Occlusions and Partial Faces: Addressing occlusions, such as hair, glasses, or hands covering parts of the face, is a significant challenge when either trying to crop a face from an image or detect face landmarks. Detecting and accounting for these occlusions is crucial to ensure the cropped face includes the complete facial features required for accurate detection. Advanced techniques like occlusion detection and additional preprocessing steps can assist in handling these situations but it is usually more efficient to simply ensure that the user is aware of the face detection limitations and should avoid covering their face when possible.

With the above in mind, we tried two ways of cropping.

Center Cropping: This is the easiest to implement. We simply crop the largest possible square from the center of the image with its height equal to its width (when the images are in portrait orientation). To prevent the user from accidentally moving their face outside of this area we can overlay guidelines on the video image to indicate to the user the ideal position for their face. This method relies on the user to accurately position their face in the optimal location at the correct distance. If the user has difficulty with this, then we can change to Center Padding. This method adds a buffer area to the left and right of the image to turn the rectangle into a square. In this way, the user’s face will never be accidentally cropped but, by increasing the size of the image we will be reducing its accuracy.

Center Padding (left) vs Center Cropping (right): Padding will always contain the face but increases the size of the image with unnecessary space. Cropping is more space efficient but has the risk of losing part of face. Devices with very tall and thin screens will also have much more padding.

Face Detection Cropping: This uses a face detection model to determine the precise position of the whole face (without individual face landmarks) and will return a bounding rectangle with an origin: (x, y) and a size: (width, height). This will usually result in a rectangle that will probably need to be padded out on the right and left sides to make a square. We should avoid cropping the top and bottom of the rectangle to get a square, as this will remove the chin, etc, that may confuse the face landmark model. The advantage of this method is that the cropped area will only contain the face area giving the face landmark model the most accurate image possible.

Face Detection Cropping: Face detection will only use the face, regardless of size, which significantly increases face landmark detection accuracy but increases CPU computation load considerably.

In our project, we decided to use the face detection model. After face cropping, the image is resized smaller for the model. As the images we input to the model are only a few hundred pixels wide, having the face fill as much of the image as possible will give a wider range for the landmark positions to be assigned to. For example, the lips alone can have over 50 landmarks. Another advantage of using a face detection model is that the user is free to move around, and the model will still accurately locate their face. Even when the user is far away from the camera the app will still find and expand the image appropriately. On the other hand, adding another layer of intensive image processing will increase CPU usage resulting in faster battery depletion and an increase in temperature for mobile devices.

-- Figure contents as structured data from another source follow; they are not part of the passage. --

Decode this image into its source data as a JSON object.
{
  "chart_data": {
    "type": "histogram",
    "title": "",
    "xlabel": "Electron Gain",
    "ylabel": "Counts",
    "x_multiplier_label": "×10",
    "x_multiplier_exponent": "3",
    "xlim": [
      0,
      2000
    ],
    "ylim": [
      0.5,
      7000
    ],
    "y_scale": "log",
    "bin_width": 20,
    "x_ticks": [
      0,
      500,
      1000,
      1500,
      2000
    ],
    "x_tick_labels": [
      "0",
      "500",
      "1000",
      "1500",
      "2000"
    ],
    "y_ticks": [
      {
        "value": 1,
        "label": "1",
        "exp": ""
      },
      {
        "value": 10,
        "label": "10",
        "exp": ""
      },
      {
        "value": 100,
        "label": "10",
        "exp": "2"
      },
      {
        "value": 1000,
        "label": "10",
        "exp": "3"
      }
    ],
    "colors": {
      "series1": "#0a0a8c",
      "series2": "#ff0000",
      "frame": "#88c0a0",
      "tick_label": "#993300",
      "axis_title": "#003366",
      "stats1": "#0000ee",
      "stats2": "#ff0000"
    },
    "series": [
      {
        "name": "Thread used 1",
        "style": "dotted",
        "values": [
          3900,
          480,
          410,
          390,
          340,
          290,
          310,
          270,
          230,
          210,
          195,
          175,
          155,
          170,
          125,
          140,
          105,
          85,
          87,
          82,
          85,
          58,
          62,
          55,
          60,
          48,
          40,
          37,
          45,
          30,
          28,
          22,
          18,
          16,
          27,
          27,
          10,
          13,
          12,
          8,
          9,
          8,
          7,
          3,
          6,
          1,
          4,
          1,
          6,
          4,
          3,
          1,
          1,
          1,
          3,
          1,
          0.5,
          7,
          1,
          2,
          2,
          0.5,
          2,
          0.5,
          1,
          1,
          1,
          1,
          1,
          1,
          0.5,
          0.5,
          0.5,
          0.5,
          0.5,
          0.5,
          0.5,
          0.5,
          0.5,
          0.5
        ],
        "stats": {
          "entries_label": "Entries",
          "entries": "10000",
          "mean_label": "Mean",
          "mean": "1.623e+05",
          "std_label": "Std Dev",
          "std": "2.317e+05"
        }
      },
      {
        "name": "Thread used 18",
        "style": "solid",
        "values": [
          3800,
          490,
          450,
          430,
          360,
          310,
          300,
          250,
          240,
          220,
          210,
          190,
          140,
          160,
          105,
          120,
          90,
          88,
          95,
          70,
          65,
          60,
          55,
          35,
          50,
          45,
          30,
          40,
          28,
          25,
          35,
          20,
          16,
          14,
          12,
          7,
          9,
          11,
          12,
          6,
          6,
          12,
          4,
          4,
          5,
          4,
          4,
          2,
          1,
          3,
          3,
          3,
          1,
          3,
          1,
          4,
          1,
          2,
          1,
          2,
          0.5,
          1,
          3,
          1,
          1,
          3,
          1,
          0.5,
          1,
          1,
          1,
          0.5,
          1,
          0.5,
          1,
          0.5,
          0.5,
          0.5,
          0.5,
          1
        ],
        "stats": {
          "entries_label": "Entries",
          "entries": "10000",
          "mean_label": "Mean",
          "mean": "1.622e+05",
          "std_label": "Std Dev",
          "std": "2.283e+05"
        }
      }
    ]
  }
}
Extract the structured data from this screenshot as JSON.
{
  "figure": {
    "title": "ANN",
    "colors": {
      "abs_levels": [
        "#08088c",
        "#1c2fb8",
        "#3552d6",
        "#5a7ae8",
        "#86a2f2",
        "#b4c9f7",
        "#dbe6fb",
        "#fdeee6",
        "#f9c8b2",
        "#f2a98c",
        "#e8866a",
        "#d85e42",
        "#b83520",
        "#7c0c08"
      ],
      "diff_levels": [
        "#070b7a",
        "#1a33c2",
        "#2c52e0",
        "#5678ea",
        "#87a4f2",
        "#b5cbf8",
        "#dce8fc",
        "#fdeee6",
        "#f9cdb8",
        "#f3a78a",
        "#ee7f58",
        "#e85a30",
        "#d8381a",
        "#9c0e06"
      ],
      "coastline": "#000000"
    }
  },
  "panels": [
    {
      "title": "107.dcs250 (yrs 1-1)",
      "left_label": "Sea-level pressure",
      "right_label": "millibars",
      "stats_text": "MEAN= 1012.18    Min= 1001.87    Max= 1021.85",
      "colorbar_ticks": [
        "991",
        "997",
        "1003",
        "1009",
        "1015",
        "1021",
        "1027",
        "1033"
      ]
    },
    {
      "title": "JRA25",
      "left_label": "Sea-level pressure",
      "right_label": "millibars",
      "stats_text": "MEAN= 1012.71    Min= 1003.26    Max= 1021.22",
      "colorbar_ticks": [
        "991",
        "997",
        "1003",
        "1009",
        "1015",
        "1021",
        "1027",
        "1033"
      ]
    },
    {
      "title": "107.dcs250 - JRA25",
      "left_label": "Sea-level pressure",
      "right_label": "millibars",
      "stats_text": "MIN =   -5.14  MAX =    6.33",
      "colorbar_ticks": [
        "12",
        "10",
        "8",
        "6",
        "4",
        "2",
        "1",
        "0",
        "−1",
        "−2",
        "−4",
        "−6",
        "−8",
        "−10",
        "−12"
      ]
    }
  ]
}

Examples of Center Padding vs Center Cropping vs Face Detection Cropping

In deciding which cropping method is most suitable for your use case, please look at the below examples. They show exactly how the images will appear depending on how far the person is away from the camera. Note that center cropping can be effective only if the user actively positions themselves within the center cropping area, otherwise the cropped image may be unusable.

The top line shows Center Padding, the middle line shows Center Cropping and the bottom line shows Face Detection Cropping. ✅ is for images suitable for face landmark detection. ⚠️ is for images that may not be usable for face landmark detection (very small or partially cropped faces etc). ❌ is for images that are not usable for face landmark detection (faces that are badly cropped or obscured etc).

Cropping Comparison (Far): The difference in face size is obvious. The face in the Center Padding image is so small compared to the Face Detection image that it may result in the face landmark model not being able to recognize it. The Center Cropped image has accidentally cropped the face rendering it completely unusable by the face landmark model.

Cropping Comparison (Middle): The difference in face size is not so large. The face in the Center Padding image is about one-fourth the size of the Face Detection image which will result in low-accuracy face landmark results. The Center Cropped image has slightly cropped the head which may render it unusable by the face landmark model or produce incorrect results.

Cropping Comparison (Close): There is almost no difference in face size. The face in the Center Padding image is the same size as the Face Detection image and will produce accurate results with no additional computational overhead. The Center Cropped image has cropped the top and bottom of the face which will render it unusable by the face landmark model.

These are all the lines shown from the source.